The trade deficit widened by 10.5% in December to $67.4 billion from $61 billion in December, following an upward revision to the deficit in November. The December print came in slightly better than market forecasts due to a services surplus offsetting the goods deficit. Even as the Federal Reserve hiked rates in 2022, the U.S. fared better than the broader, global economy, prompting an import-driven increase in the deficit of 12.2% year-over-year.
The U.S. trade deficit was hit on both sides by a decrease of 0.9% in exports and a broad-based increase of 1.3% in imports. Exports declined for the fourth straight month, while imports were buoyed by a strong U.S. dollar at the time of December orders. However, since October, the dollar has been on a slide indicating a shrinking deficit in the coming months driven by stronger export growth.
A mild contraction is expected for the U.S. economy in 2023 as the Fed is expected to conduct at least two more rate increases to tamp down slowing inflation.

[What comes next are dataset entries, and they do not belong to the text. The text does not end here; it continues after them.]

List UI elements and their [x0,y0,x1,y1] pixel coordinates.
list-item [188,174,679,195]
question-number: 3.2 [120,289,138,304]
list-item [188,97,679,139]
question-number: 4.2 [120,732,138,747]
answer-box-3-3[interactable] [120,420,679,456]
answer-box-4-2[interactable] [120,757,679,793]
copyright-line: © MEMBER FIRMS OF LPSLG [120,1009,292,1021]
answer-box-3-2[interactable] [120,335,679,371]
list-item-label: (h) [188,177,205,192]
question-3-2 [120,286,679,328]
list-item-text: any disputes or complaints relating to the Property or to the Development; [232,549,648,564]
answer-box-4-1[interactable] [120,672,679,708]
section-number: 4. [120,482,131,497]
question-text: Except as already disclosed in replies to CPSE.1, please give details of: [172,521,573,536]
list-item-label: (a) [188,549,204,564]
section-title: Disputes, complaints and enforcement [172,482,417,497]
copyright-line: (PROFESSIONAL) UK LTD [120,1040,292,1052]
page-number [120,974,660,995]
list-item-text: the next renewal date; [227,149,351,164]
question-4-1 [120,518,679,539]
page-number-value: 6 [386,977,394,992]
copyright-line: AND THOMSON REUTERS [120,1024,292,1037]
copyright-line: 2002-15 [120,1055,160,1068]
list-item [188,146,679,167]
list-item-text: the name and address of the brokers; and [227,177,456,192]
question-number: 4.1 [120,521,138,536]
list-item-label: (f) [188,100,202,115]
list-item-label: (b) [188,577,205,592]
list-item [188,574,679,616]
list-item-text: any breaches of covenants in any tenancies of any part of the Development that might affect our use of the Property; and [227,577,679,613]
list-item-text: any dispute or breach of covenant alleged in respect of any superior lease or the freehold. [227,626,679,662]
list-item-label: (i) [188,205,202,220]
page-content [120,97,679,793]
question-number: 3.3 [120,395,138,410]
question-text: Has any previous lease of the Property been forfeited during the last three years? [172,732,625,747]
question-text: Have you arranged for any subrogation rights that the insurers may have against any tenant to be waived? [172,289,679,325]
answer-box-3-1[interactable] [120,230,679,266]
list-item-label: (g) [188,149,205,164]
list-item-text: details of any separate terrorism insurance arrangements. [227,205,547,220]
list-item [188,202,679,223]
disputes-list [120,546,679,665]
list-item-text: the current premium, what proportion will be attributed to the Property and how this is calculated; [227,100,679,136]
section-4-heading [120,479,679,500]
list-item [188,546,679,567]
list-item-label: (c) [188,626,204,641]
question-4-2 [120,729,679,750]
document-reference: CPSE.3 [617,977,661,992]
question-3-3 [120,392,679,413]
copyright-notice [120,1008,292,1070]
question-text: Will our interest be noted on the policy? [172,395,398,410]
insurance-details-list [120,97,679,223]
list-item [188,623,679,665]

The consumer seems hesitant to engage in normal spending behavior, which is causing concern, as home buying is the largest driver of purchases and is already in recession. Later in the year, the dollar is expected to rebound and provide continued support for imports.

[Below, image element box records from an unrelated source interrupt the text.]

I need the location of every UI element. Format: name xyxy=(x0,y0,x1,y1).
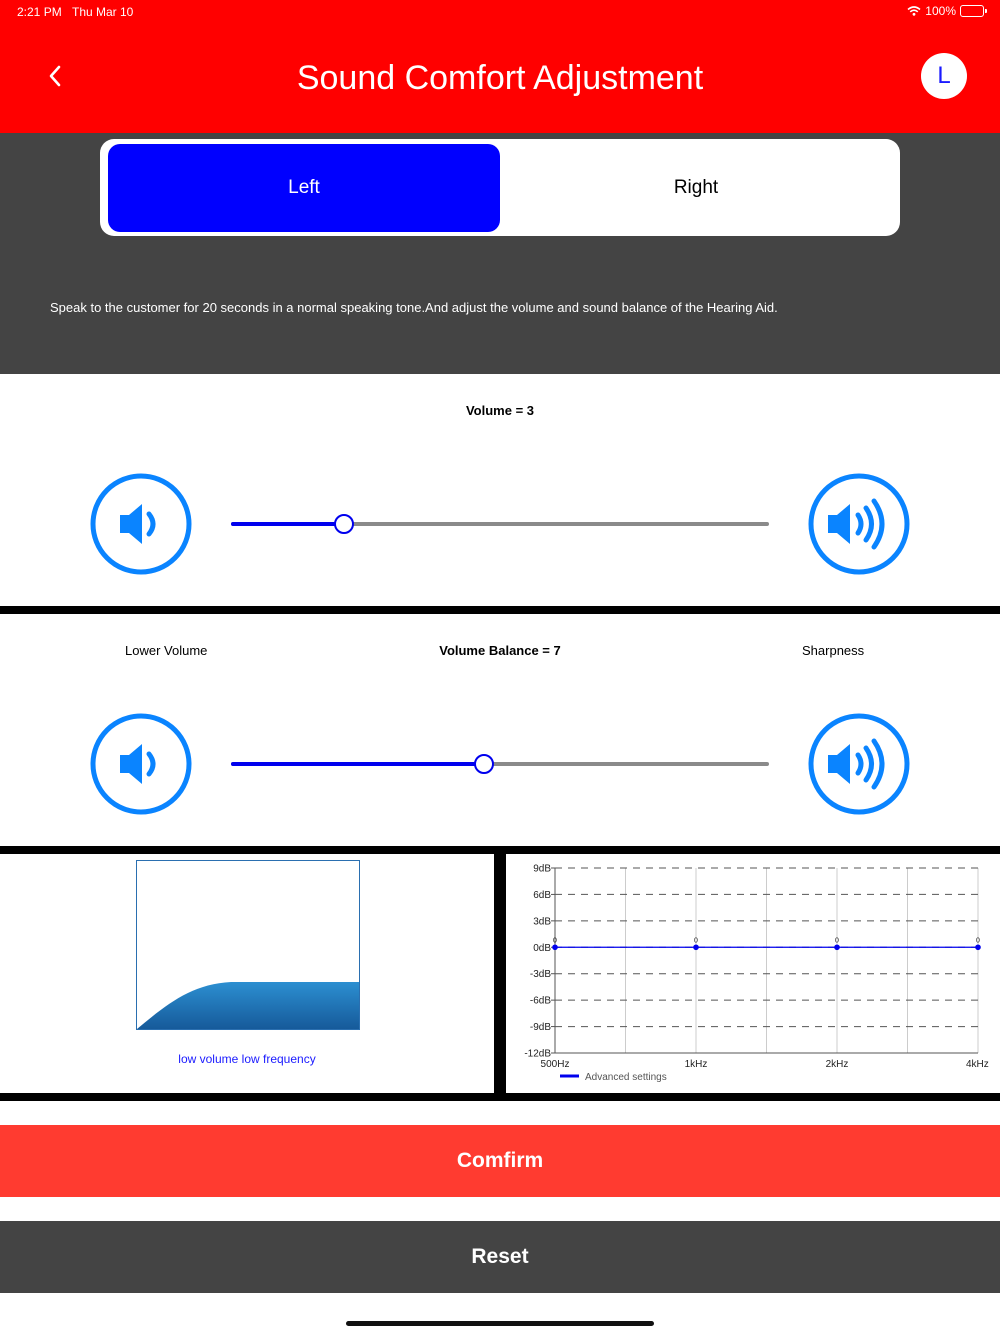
y-tick-label: -3dB xyxy=(529,969,551,981)
x-tick-label: 4kHz xyxy=(966,1059,989,1070)
battery-icon xyxy=(960,5,984,17)
home-indicator xyxy=(346,1321,654,1326)
y-tick-label: 0dB xyxy=(533,942,551,954)
speaker-low-icon[interactable] xyxy=(90,713,192,815)
balance-panel xyxy=(0,614,1000,846)
y-tick-label: -9dB xyxy=(529,1022,551,1034)
avatar[interactable]: L xyxy=(921,53,967,99)
data-point xyxy=(693,944,699,950)
instruction-text: Speak to the customer for 20 seconds in a normal speaking tone.And adjust the volume and sound balance of the Hearing Aid. xyxy=(50,300,778,315)
balance-slider-thumb[interactable] xyxy=(474,754,494,774)
balance-slider[interactable] xyxy=(231,753,769,775)
sharpness-label: Sharpness xyxy=(802,643,865,658)
speaker-high-icon[interactable] xyxy=(808,473,910,575)
y-tick-label: -12dB xyxy=(524,1048,551,1060)
data-point xyxy=(552,944,558,950)
frequency-curve xyxy=(136,860,360,1030)
x-tick-label: 2kHz xyxy=(825,1059,849,1070)
app-header xyxy=(0,0,1000,133)
volume-panel xyxy=(0,374,1000,606)
charts-region xyxy=(0,846,1000,1101)
data-point xyxy=(975,944,981,950)
page-title: Sound Comfort Adjustment xyxy=(296,59,704,97)
eq-chart xyxy=(506,854,1000,1093)
setup-section xyxy=(0,133,1000,374)
y-tick-label: 3dB xyxy=(533,916,551,928)
x-tick-label: 500Hz xyxy=(540,1059,570,1070)
tab-right[interactable]: Right xyxy=(673,177,719,198)
data-label: 0 xyxy=(976,937,980,945)
eq-chart-svg xyxy=(506,854,1000,1093)
data-label: 0 xyxy=(694,937,698,945)
reset-button[interactable]: Reset xyxy=(0,1221,1000,1293)
volume-label: Volume = 3 xyxy=(465,403,535,418)
status-date: Thu Mar 10 xyxy=(72,5,134,19)
speaker-low-icon[interactable] xyxy=(90,473,192,575)
y-tick-label: 6dB xyxy=(533,889,551,901)
data-label: 0 xyxy=(553,937,557,945)
volume-slider[interactable] xyxy=(231,513,769,535)
lower-volume-label: Lower Volume xyxy=(125,643,208,658)
data-label: 0 xyxy=(835,937,839,945)
y-tick-label: 9dB xyxy=(533,863,551,875)
battery-percent: 100% xyxy=(925,4,956,18)
status-bar xyxy=(0,0,1000,24)
status-time: 2:21 PM xyxy=(17,5,62,19)
data-point xyxy=(834,944,840,950)
y-tick-label: -6dB xyxy=(529,995,551,1007)
panel-divider xyxy=(0,606,1000,614)
speaker-high-icon[interactable] xyxy=(808,713,910,815)
status-right xyxy=(907,4,984,18)
balance-label: Volume Balance = 7 xyxy=(439,643,561,658)
legend-label: Advanced settings xyxy=(585,1072,667,1083)
curve-caption: low volume low frequency xyxy=(178,1052,316,1066)
x-tick-label: 1kHz xyxy=(684,1059,708,1070)
confirm-button[interactable]: Comfirm xyxy=(0,1125,1000,1197)
tab-left[interactable]: Left xyxy=(108,144,500,232)
side-selector xyxy=(100,139,900,236)
volume-slider-thumb[interactable] xyxy=(334,514,354,534)
wifi-icon xyxy=(907,6,921,16)
curve-panel xyxy=(0,854,494,1093)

The decrease in exports in December was driven in large part by industrial supplies, as nonmonetary gold and crude oil posted declines of 45% and 8%, respectively. Transportation goods kept exports afloat with strong growth coming from civilian aircraft.
Import growth was driven by consumer goods and automotive vehicles while industrial supplies and materials were a drag. Consumer goods rose 7%, led almost entirely by a strong bounce in cell phones, which were coming off of a disappointing November. Last month’s laggards of toys, games and sporting goods and cotton apparel showed minor rebounds. Automotive vehicles and parts showed signs of life across the board, especially in passenger cars which picked up 12%. Industrial supplies and materials were led lower by fuel oil and organic chemicals. It appears fears of an impending 2023 recession didn’t slow imports.
Globally, the United States’ deficit with the European Union shrank 5% to $18.6 billion while the deficit with China grew 15% to $22.8 billion. In the case of the E.U., the U.S. saw increases in exports outweigh a contemporaneous increase in imports. This is counter to trade with China which was hit from both decreased exports and increased imports. Global demand factors seem to have turned a corner with the Euro Area, avoiding a contraction in a warmer-than-expected winter, pulling down energy costs and prompting increased consumption and investment.
China’s sudden reopening should release a wave of pent-up demand in the short term, although long-run effects remain opaque due to a weakening housing market. This demand fervor can be somewhat tempered by The Conference Board’s Global Leading Economic Indicator Index, which declined year-over-year for both emerging and mature economies.
The trade deficit widened to close out 2022 due to imports coming in stronger than exports. In 2023, the deficit is expected to narrow as the global consumer reemerges and softer U.S. consumer spending drags on growth.